I got a demo of carry (76-page black-and-white digest, $15) from its designer, Nathan Paoletta, at a convention last year: Origins, I think. At the time, I thought this column was coming back sooner than it did, and I promised him a review, because the demo sold me on the game. It took awhile, but here it is.
In most RPGs, the dice constrain the story; in carry, perhaps appropriately for a game about futility and the Vietnam War, they do so more overtly than normal. The size of the dice you roll depends on your character’s Profile and the Approach he takes (an “Accuser” gets a d12 for Subversive actions and a d6 for Honorable ones; the “Brawler” would get a d8 and d10 for the same choices). Your Profile changes as you burn out; an Accuser can become a Brawler (“fight back”) or a Soldier (“man up”). The GM, also, has a dice pool, which she must expend; the combination of a GM budget and the Vietnam genre points toward very adversarial play. Players pass dice around to each other, driving the story with those actions, as the GM frames conflicts and the players set the stakes. As the action scenes mount up, even “successful” actions cost fallout: wounds and death for PC Grunts and NPC Fodder alike. Your dice pool includes a “Burden,” a die that represents your “major malfunction,” in the words of F. Lee Ermey. Your Burden stays the same, or gets bigger, but it’s the only die you can always roll. Even if you resolve your issue, you just get another one the same size.

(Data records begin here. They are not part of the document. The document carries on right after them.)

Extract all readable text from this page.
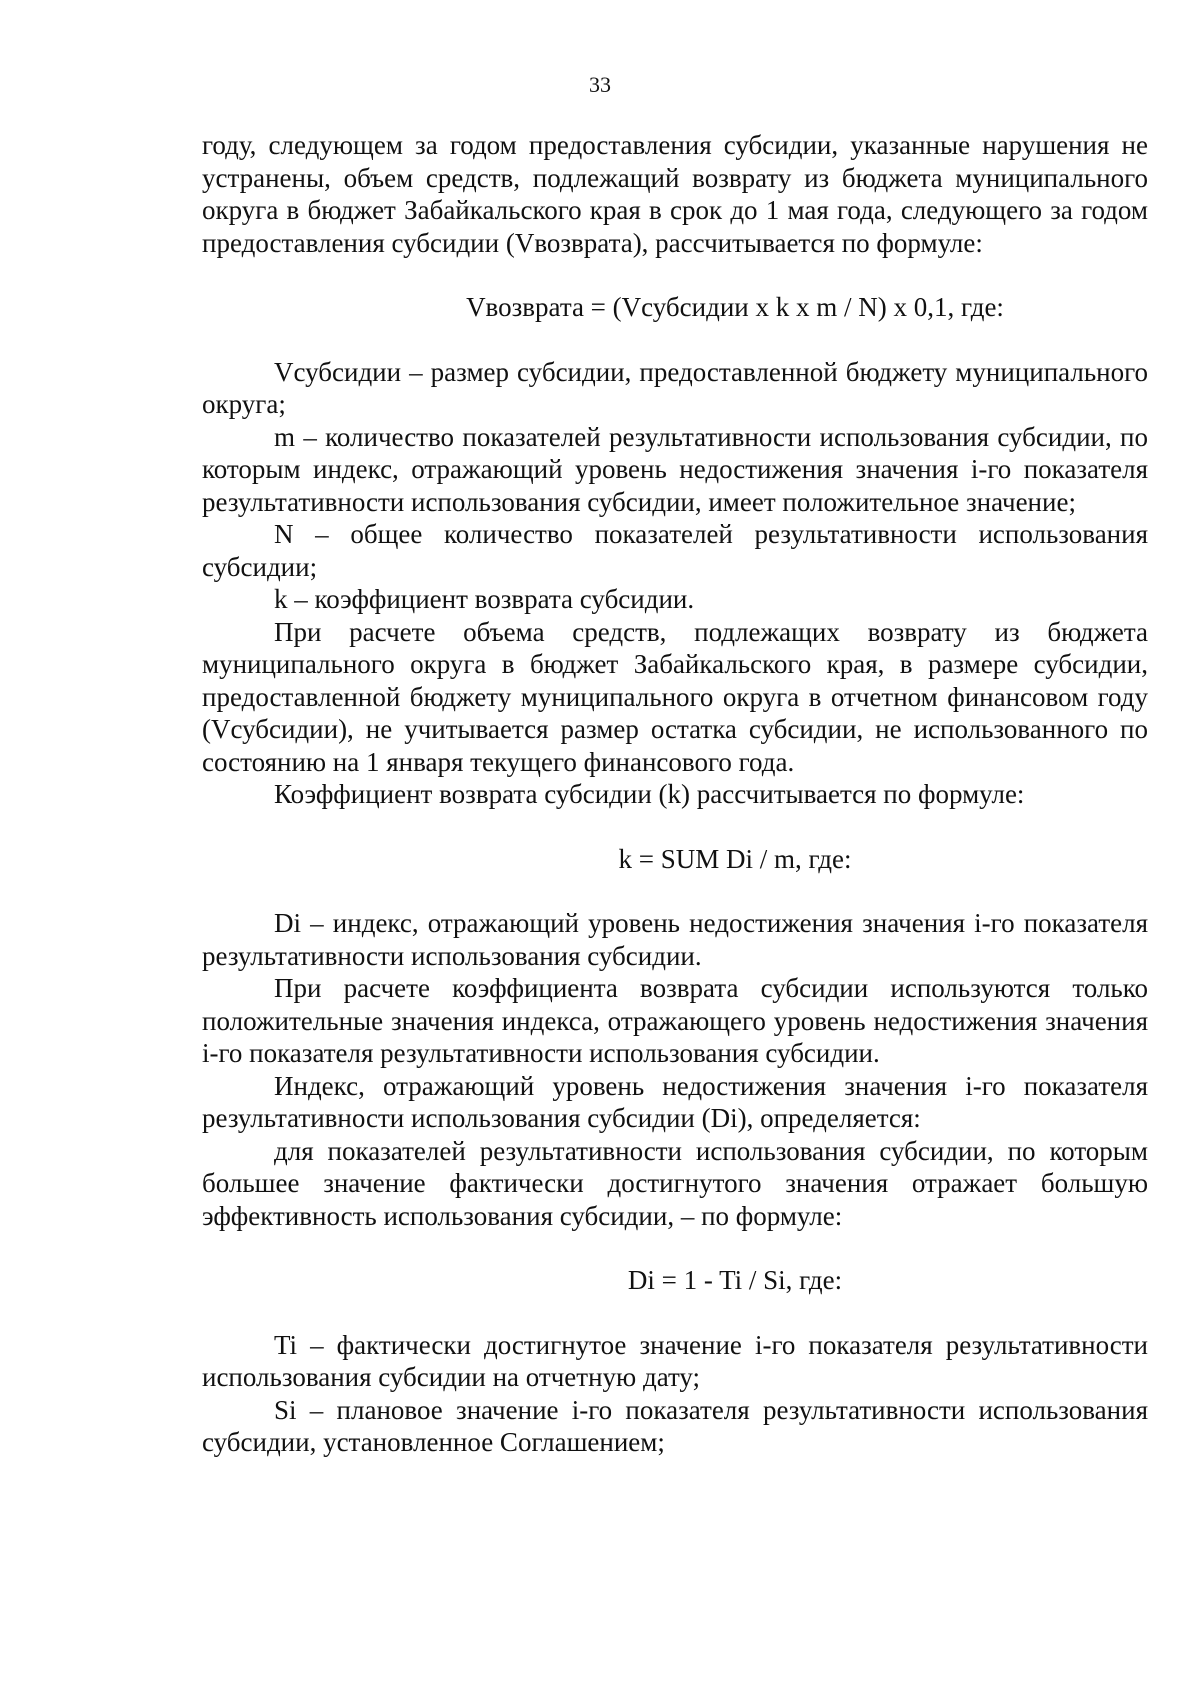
33

году, следующем за годом предоставления субсидии, указанные нарушения не устранены, объем средств, подлежащий возврату из бюджета муниципального округа в бюджет Забайкальского края в срок до 1 мая года, следующего за годом предоставления субсидии (Vвозврата), рассчитывается по формуле:

Vвозврата = (Vсубсидии x k x m / N) x 0,1, где:

Vсубсидии – размер субсидии, предоставленной бюджету муниципального округа;

m – количество показателей результативности использования субсидии, по которым индекс, отражающий уровень недостижения значения i-го показателя результативности использования субсидии, имеет положительное значение;

N – общее количество показателей результативности использования субсидии;

k – коэффициент возврата субсидии.

При расчете объема средств, подлежащих возврату из бюджета муниципального округа в бюджет Забайкальского края, в размере субсидии, предоставленной бюджету муниципального округа в отчетном финансовом году (Vсубсидии), не учитывается размер остатка субсидии, не использованного по состоянию на 1 января текущего финансового года.

Коэффициент возврата субсидии (k) рассчитывается по формуле:

k = SUM Di / m, где:

Di – индекс, отражающий уровень недостижения значения i-го показателя результативности использования субсидии.

При расчете коэффициента возврата субсидии используются только положительные значения индекса, отражающего уровень недостижения значения i-го показателя результативности использования субсидии.

Индекс, отражающий уровень недостижения значения i-го показателя результативности использования субсидии (Di), определяется:

для показателей результативности использования субсидии, по которым большее значение фактически достигнутого значения отражает большую эффективность использования субсидии, – по формуле:

Di = 1 - Ti / Si, где:

Ti – фактически достигнутое значение i-го показателя результативности использования субсидии на отчетную дату;

Si – плановое значение i-го показателя результативности использования субсидии, установленное Соглашением;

Eventually, everyone’s Burden is too big, all the Fodder are dead, and there’s nothing left but the final conflict in a last-scene endgame.

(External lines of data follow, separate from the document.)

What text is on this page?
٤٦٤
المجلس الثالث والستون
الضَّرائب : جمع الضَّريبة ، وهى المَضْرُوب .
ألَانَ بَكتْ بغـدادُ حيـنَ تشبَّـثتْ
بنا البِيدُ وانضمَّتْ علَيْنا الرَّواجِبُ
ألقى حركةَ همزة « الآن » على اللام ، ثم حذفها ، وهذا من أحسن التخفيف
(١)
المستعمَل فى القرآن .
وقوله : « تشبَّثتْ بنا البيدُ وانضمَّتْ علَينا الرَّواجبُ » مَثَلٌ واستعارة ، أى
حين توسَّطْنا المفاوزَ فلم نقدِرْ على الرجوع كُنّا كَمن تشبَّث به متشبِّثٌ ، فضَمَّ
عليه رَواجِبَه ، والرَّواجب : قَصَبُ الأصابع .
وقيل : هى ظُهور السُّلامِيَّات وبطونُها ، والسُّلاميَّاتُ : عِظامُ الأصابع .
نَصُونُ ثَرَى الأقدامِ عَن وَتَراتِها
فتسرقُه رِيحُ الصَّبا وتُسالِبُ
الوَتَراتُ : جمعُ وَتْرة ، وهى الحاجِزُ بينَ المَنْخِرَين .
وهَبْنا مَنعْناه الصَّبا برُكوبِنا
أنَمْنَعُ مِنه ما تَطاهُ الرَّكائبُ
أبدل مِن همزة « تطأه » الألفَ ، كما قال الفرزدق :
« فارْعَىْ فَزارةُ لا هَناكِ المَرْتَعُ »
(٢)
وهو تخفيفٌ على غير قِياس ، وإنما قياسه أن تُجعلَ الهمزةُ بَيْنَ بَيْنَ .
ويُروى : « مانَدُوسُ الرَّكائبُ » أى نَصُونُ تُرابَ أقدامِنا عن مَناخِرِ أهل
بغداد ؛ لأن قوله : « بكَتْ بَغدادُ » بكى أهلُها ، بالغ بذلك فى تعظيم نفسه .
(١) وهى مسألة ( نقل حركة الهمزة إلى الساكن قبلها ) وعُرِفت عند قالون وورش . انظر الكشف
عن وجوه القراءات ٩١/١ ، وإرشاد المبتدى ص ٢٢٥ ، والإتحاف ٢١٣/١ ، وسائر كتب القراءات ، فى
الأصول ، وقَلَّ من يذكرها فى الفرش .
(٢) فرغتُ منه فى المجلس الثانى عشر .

This isn’t Recon, in other words. It’s a tragedy of inevitable human failure set not even in the Vietnam War but in our hazy cultural recollections of it. I could see the same engine powering stories of the Civil War or, hell, the Trojan War. But in all cases, the engine drives the story, not the other way around. But it drives it directly, interestingly, and well from a base of recognizable, genuine human concerns. If that sounds like your kind of Approach, carry won’t be a Burden you can easily put down.